IBM has more than 2,000 formally trained designers on its staff—potentially more than any other company in the world. But the multinational corporation still struggles to implement design thinking.
“We see a CEO advocating and buying in [to design], we see teams on the ground ready to go, but it’s that frozen middle that really needs work,” Doug Powell, IBM’s vice president of design, told the audience Wednesday at Fortune’s Brainstorm Design conference in Singapore. “We have that condition at IBM too.”
The “frozen middle,” as Powell calls it, is the inertia that occurs when a corporation decides to overhaul its approach but fails to provide its mid-level staff with the tools necessary to carry out the change.
“The solution is partly getting designers into key leadership roles,” Powell said. “We’ve done a lot of work to elevate design leaders within our company so that they’re sitting at the table not only at the c-suite level but across [all levels] of the business.”
IBM has a central management team in charge of overseeing the company’s implementation of design thinking strategies, but the company’s 2,000 formally trained designers are spread throughout the corporation. IBM also incentivizes its management to deliver on design solutions by including consumer sentiment as an indicator in manager-level performance reviews.

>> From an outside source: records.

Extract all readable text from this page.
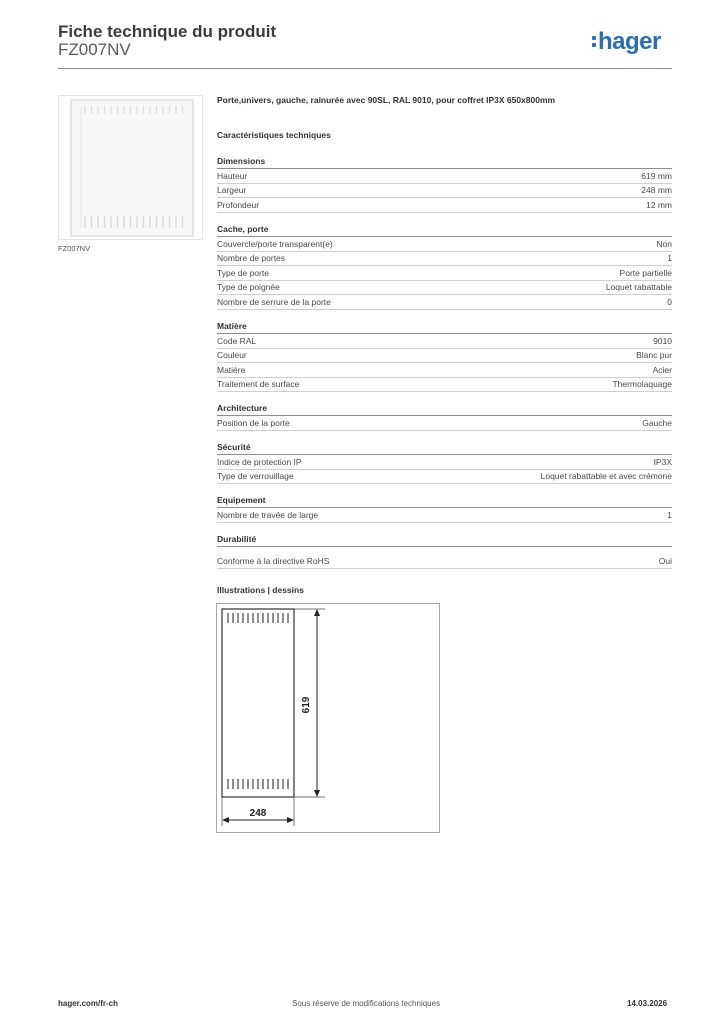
Fiche technique du produit
FZ007NV	hager
FZ007NV
Porte,univers, gauche, rainurée avec 90SL, RAL 9010, pour coffret IP3X 650x800mm
Caractéristiques techniques
Dimensions
Hauteur	619 mm
Largeur	248 mm
Profondeur	12 mm
Cache, porte
Couvercle/porte transparent(e)	Non
Nombre de portes	1
Type de porte	Porte partielle
Type de poignée	Loquet rabattable
Nombre de serrure de la porte	0
Matière
Code RAL	9010
Couleur	Blanc pur
Matière	Acier
Traitement de surface	Thermolaquage
Architecture
Position de la porte	Gauche
Sécurité
Indice de protection IP	IP3X
Type de verrouillage	Loquet rabattable et avec crémone
Equipement
Nombre de travée de large	1
Durabilité
Conforme à la directive RoHS	Oui
Illustrations | dessins
619
248
hager.com/fr-ch	Sous réserve de modifications techniques	14.03.2026
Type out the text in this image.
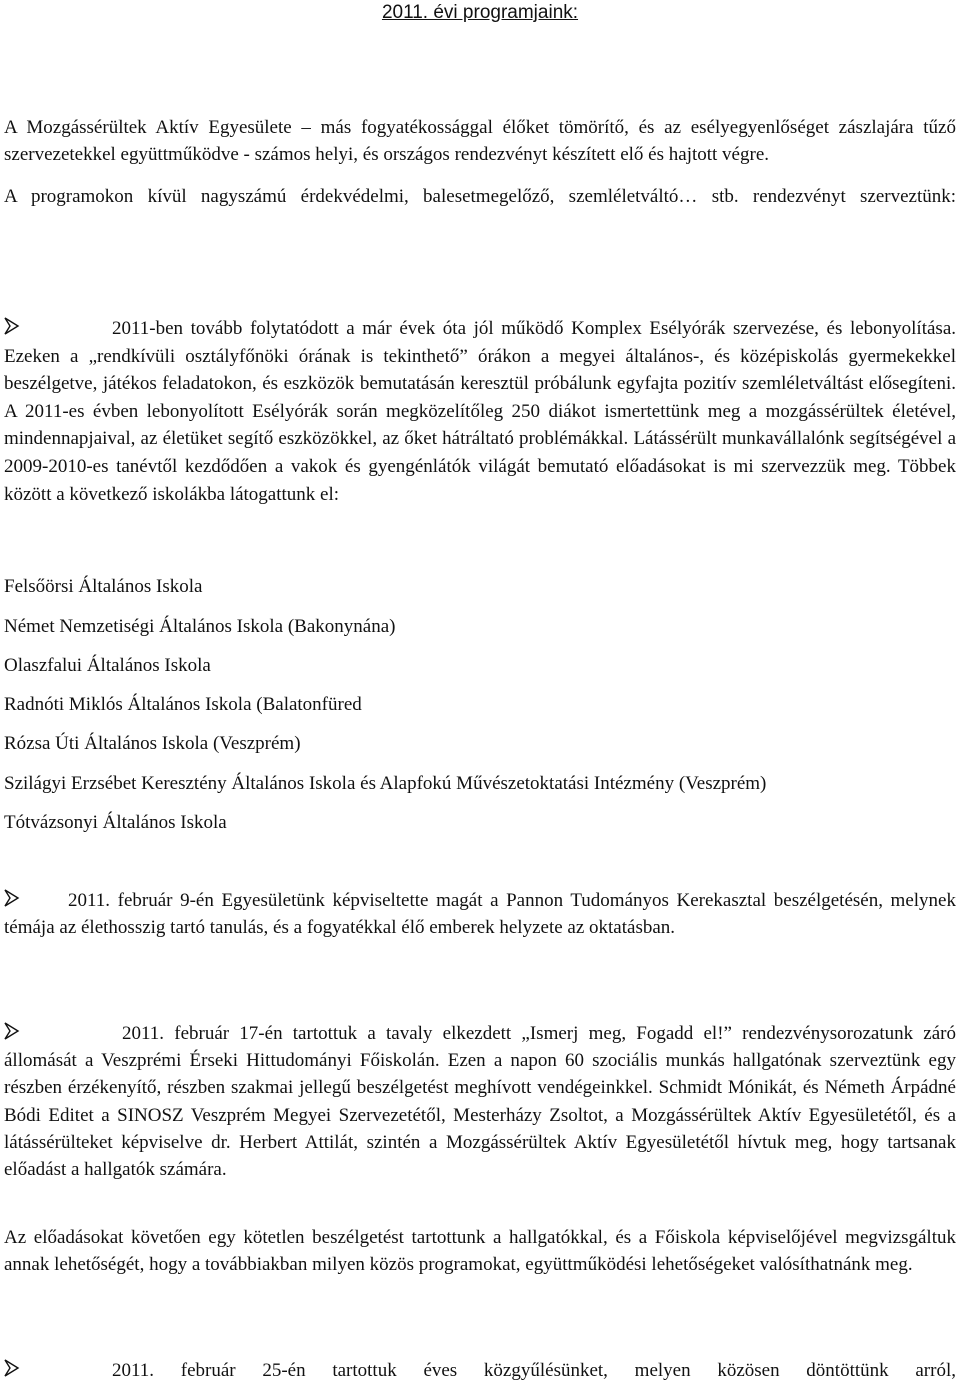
2011. évi programjaink:

A Mozgássérültek Aktív Egyesülete – más fogyatékossággal élőket tömörítő, és az esélyegyenlőséget zászlajára tűző szervezetekkel együttműködve - számos helyi, és országos rendezvényt készített elő és hajtott végre.

A programokon kívül nagyszámú érdekvédelmi, balesetmegelőző, szemléletváltó… stb. rendezvényt szerveztünk:

2011-ben tovább folytatódott a már évek óta jól működő Komplex Esélyórák szervezése, és lebonyolítása. Ezeken a „rendkívüli osztályfőnöki órának is tekinthető” órákon a megyei általános-, és középiskolás gyermekekkel beszélgetve, játékos feladatokon, és eszközök bemutatásán keresztül próbálunk egyfajta pozitív szemléletváltást elősegíteni. A 2011-es évben lebonyolított Esélyórák során megközelítőleg 250 diákot ismertettünk meg a mozgássérültek életével, mindennapjaival, az életüket segítő eszközökkel, az őket hátráltató problémákkal. Látássérült munkavállalónk segítségével a 2009-2010-es tanévtől kezdődően a vakok és gyengénlátók világát bemutató előadásokat is mi szervezzük meg. Többek között a következő iskolákba látogattunk el:

Felsőörsi Általános Iskola

Német Nemzetiségi Általános Iskola (Bakonynána)

Olaszfalui Általános Iskola

Radnóti Miklós Általános Iskola (Balatonfüred

Rózsa Úti Általános Iskola (Veszprém)

Szilágyi Erzsébet Keresztény Általános Iskola és Alapfokú Művészetoktatási Intézmény (Veszprém)

Tótvázsonyi Általános Iskola

2011. február 9-én Egyesületünk képviseltette magát a Pannon Tudományos Kerekasztal beszélgetésén, melynek témája az élethosszig tartó tanulás, és a fogyatékkal élő emberek helyzete az oktatásban.

2011. február 17-én tartottuk a tavaly elkezdett „Ismerj meg, Fogadd el!” rendezvénysorozatunk záró állomását a Veszprémi Érseki Hittudományi Főiskolán. Ezen a napon 60 szociális munkás hallgatónak szerveztünk egy részben érzékenyítő, részben szakmai jellegű beszélgetést meghívott vendégeinkkel. Schmidt Mónikát, és Németh Árpádné Bódi Editet a SINOSZ Veszprém Megyei Szervezetétől, Mesterházy Zsoltot, a Mozgássérültek Aktív Egyesületétől, és a látássérülteket képviselve dr. Herbert Attilát, szintén a Mozgássérültek Aktív Egyesületétől hívtuk meg, hogy tartsanak előadást a hallgatók számára.

Az előadásokat követően egy kötetlen beszélgetést tartottunk a hallgatókkal, és a Főiskola képviselőjével megvizsgáltuk annak lehetőségét, hogy a továbbiakban milyen közös programokat, együttműködési lehetőségeket valósíthatnánk meg.

2011. február 25-én tartottuk éves közgyűlésünket, melyen közösen döntöttünk arról,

However, Big Blue’s solutions might not work best for every company. Nathan Shedroff, the executive director of blockchain-based A.I. development platform Seed Vault, joined Powell on stage for Fortune’s discussion on integrating design into business. Shedroff highlighted five different innovation cultures that exist within industries.
The culture perhaps most effective at spurring innovation, Shedroff said, is one where the various units of an enterprise are highly interconnected and each team is supported by strong management. At the other end of the spectrum: companies that outsource their innovation to third parties.
“It’s important for any innovator to identify the culture that they’re in,” Shedroff said. “That’s what’s going to define what will work and what won’t.”